On the other hand, there are always plenty of surprises and original touches to enliven these familiar themes. Dostoevsky was brilliant at sketching original and distinct characters, ranging from the gentle and simple-hearted Alyosha to his two complex, ambivalent, but totally different brothers. Sometimes with a touch of irony and satire, but more often with genuine sympathy, he portrays a large cast of characters, including peasants, servants, lawyers, priests, a crazy ascetic, a flighty girl and her flibbertigibbet mother, a cheating innkeeper, a mentally unfit mother, a trouble-making kid, a cynical nihilist, and a dashing young official. He shows insight into legal procedures, monastic life, and the complexities of Polish forms of address. He also shows an amazing knack for developing believable female characters, each with her own individual blend of attractions and flaws. I'm not saying Fyodor Mikhailovich was a feminist or what not, but the girls in the "opening credits" roles exercise enormous power over the fates of the men in their lives, especially one particular member of the Karamazov family whose tragedy forms the backbone of this book. And above all, Dostoevsky keeps proving his flair for dramatics, pulling you along with cues and clues that keep the tension thrumming, straight through the agonizing and cleansing crisis of the tale.

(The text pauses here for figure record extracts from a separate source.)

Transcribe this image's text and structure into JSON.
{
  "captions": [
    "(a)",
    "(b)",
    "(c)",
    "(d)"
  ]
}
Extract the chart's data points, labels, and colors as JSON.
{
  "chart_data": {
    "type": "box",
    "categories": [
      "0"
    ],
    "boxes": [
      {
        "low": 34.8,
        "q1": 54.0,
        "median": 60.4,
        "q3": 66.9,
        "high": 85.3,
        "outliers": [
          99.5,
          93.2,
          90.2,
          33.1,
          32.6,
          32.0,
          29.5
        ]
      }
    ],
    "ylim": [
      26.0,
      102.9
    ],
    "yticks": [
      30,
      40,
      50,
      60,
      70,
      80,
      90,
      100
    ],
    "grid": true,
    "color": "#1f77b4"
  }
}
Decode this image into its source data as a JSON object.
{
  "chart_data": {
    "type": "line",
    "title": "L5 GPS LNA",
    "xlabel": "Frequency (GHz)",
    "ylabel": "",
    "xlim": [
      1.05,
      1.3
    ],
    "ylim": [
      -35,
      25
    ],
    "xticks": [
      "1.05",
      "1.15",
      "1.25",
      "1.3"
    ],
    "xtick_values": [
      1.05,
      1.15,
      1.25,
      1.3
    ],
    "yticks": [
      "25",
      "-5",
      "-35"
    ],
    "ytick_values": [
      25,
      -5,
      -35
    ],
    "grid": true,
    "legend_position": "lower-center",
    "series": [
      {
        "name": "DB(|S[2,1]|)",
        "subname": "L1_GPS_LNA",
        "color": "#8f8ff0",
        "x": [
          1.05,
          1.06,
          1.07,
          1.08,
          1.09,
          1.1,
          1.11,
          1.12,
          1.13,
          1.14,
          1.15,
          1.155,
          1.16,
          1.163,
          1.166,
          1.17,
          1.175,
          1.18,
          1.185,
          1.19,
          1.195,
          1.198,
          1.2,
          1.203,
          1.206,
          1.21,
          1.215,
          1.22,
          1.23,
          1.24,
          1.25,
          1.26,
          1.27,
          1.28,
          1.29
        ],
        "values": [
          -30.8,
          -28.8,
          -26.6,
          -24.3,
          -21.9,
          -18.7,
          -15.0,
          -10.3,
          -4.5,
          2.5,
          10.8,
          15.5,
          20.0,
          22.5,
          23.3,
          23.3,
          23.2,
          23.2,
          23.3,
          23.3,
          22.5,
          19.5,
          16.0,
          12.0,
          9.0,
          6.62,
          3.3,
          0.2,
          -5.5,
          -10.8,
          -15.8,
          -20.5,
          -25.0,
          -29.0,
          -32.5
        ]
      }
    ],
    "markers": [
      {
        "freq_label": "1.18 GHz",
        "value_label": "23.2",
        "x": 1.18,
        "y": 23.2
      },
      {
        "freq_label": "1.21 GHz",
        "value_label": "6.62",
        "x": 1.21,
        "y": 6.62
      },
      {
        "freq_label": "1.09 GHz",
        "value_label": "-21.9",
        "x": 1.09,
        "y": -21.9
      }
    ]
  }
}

And then he leaves you guessing, not only what happened, but what happens next. Must he spell everything out? I mean, the book was already 800 pages long! And yet, when it closes with Alyosha's speech to a group of schoolboys mourning the death of one of their mates, the end seems surprising and premature. You're still interested in what comes of the brothers' plans, hopes, and anxieties. You're uncertain whether to be hopeful or suspicious. And you're conscious that, although the narrator (who seems to be an invisible, all-knowing person living in the brothers' small town) spares very few details, down to the minutest account of some very long discourses, he is most clever in the information he withholds. It's a fascinating work of art. And besides that, it is truly entertaining. The most interesting moments are the ones where you catch yourself laughing aloud, and then feel guilty about not showing proper concern—like Ivan's hallucinatory conversation with a very impish devil. Or maybe the times when a character makes you want to reach out and strangle him or her. Or the bits that make you throb with emotion. Or the shock that you feel even though you saw it coming, because the narrator warned you ahead of time. Dostoevsky was a writer at the top of his powers when he wrote this—his powers, and practically anyone else's.